When canning venison, trim and discard any excess fat, and cut the meat into small pieces. Cold pack the meat in sterilized canning jars with 1 teaspoon of salt per quart jar. Fill the jars with boiling water or tomato juice, leaving 1/2-inch of headspace, and process quarts at 15 pounds of pressure for 120 minutes.
Step-by-Step Guide for Pressure Canning Venison
- Start by washing canning jars, lids, and bands in hot, soapy water. Rinse well, and set aside.
- De-bone and cut the game meat into small strips, discarding fat and connective tissue.
- Boil the raw meat for 3 minutes to help remove impurities, then rinse the meat in cold water.

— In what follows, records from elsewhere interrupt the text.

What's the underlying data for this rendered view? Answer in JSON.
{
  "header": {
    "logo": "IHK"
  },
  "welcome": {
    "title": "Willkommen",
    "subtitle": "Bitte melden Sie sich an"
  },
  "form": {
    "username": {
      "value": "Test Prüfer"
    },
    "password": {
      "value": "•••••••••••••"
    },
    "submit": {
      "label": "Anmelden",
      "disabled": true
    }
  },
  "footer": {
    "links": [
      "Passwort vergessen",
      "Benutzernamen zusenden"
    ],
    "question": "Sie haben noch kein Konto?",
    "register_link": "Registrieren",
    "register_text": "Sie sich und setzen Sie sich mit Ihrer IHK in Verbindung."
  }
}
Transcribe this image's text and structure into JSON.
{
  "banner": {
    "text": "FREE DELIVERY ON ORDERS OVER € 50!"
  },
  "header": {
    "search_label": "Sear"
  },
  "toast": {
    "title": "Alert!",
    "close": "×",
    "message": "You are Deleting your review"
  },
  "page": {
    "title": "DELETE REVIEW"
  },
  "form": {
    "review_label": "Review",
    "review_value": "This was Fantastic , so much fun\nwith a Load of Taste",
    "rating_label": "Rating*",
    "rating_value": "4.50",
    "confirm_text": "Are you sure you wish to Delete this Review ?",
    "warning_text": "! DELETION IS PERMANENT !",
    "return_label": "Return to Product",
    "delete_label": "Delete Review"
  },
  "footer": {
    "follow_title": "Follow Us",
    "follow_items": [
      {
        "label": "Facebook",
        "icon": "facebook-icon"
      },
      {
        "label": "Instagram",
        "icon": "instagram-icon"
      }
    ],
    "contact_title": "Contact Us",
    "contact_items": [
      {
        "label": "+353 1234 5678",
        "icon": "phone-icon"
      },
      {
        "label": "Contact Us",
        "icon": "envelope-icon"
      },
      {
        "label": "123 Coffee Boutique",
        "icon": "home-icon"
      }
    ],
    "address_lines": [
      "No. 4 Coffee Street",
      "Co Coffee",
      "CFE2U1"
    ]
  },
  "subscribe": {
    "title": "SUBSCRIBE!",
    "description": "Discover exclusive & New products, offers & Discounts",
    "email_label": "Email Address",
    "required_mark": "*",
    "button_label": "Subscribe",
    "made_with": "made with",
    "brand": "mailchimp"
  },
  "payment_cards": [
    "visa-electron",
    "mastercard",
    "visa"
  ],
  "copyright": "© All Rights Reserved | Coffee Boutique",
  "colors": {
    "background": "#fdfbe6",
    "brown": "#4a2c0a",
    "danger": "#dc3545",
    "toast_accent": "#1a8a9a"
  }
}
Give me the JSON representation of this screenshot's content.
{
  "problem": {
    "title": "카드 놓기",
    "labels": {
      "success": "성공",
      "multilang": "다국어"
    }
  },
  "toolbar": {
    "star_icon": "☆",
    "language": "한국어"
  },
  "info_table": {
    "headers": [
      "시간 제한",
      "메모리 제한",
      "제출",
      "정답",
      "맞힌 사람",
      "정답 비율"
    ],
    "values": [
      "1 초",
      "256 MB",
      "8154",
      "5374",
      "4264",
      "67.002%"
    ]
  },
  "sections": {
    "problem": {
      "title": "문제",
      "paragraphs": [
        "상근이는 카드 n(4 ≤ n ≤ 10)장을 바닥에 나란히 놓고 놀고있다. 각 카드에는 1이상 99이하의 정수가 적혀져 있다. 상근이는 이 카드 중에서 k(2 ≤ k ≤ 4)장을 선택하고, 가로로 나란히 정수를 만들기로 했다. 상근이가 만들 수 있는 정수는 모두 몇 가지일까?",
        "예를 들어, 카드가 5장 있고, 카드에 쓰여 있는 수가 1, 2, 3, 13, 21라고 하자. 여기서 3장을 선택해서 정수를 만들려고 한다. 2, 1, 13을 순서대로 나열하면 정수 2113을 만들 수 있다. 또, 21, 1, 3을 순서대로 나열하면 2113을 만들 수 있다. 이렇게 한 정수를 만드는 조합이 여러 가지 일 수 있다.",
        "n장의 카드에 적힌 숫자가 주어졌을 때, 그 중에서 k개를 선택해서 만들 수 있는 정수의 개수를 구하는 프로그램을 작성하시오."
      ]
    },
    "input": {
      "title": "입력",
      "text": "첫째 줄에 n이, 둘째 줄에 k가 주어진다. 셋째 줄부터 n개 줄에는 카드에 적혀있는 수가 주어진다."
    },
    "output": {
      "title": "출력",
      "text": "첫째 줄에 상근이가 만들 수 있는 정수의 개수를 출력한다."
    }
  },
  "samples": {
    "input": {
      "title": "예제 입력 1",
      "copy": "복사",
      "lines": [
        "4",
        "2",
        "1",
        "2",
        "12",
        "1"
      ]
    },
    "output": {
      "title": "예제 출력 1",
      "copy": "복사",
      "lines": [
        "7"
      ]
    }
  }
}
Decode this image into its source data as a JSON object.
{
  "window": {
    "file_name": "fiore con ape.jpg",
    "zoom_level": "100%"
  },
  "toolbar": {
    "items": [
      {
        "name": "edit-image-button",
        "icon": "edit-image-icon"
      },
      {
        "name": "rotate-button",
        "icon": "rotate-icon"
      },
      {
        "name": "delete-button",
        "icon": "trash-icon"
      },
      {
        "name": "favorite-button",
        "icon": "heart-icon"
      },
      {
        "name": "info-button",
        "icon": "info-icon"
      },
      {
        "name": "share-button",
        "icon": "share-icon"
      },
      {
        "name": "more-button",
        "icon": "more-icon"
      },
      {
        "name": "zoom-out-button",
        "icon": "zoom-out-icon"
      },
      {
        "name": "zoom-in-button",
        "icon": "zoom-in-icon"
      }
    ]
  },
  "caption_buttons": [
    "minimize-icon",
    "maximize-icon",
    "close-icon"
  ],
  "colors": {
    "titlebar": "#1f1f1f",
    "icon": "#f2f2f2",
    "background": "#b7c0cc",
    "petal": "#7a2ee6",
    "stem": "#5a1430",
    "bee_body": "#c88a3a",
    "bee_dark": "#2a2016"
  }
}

- Fill a large bowl with water and add one tablespoon of salt per quart of liquid.
- Add the meat to the salt water and let it soak for one hour, then use cold water to rinse the brine off of the meat.
- Place the canning jars in the pressure canner and add enough water to cover them by 2 inches.
- Bring the water to a boil and let the jars sterilize for 10 minutes.
- Using a jar lifter, remove the sterilized jars from the pressure canner and place them on a clean towel.
- Fill the jars with the meat using a canning funnel, leaving 1 inch of headspace.
- Pour hot water or tomato juice into the jars using a ladle, maintaining 1-inch headspace.
- Remove air bubbles from the jars by inserting a clean spatula and gently pressing on the venison meat.
- Clean the jar rims with a paper towel, and place the lids on top. Screw on the seal bands until they are fingertip tight.
- Using the jar lifter, place the jars into the pressure canner. Add enough water to cover the jars by 2 inches.
- Close the lid on the pressure canner and bring it up to pressure according to the manufacturer’s instructions.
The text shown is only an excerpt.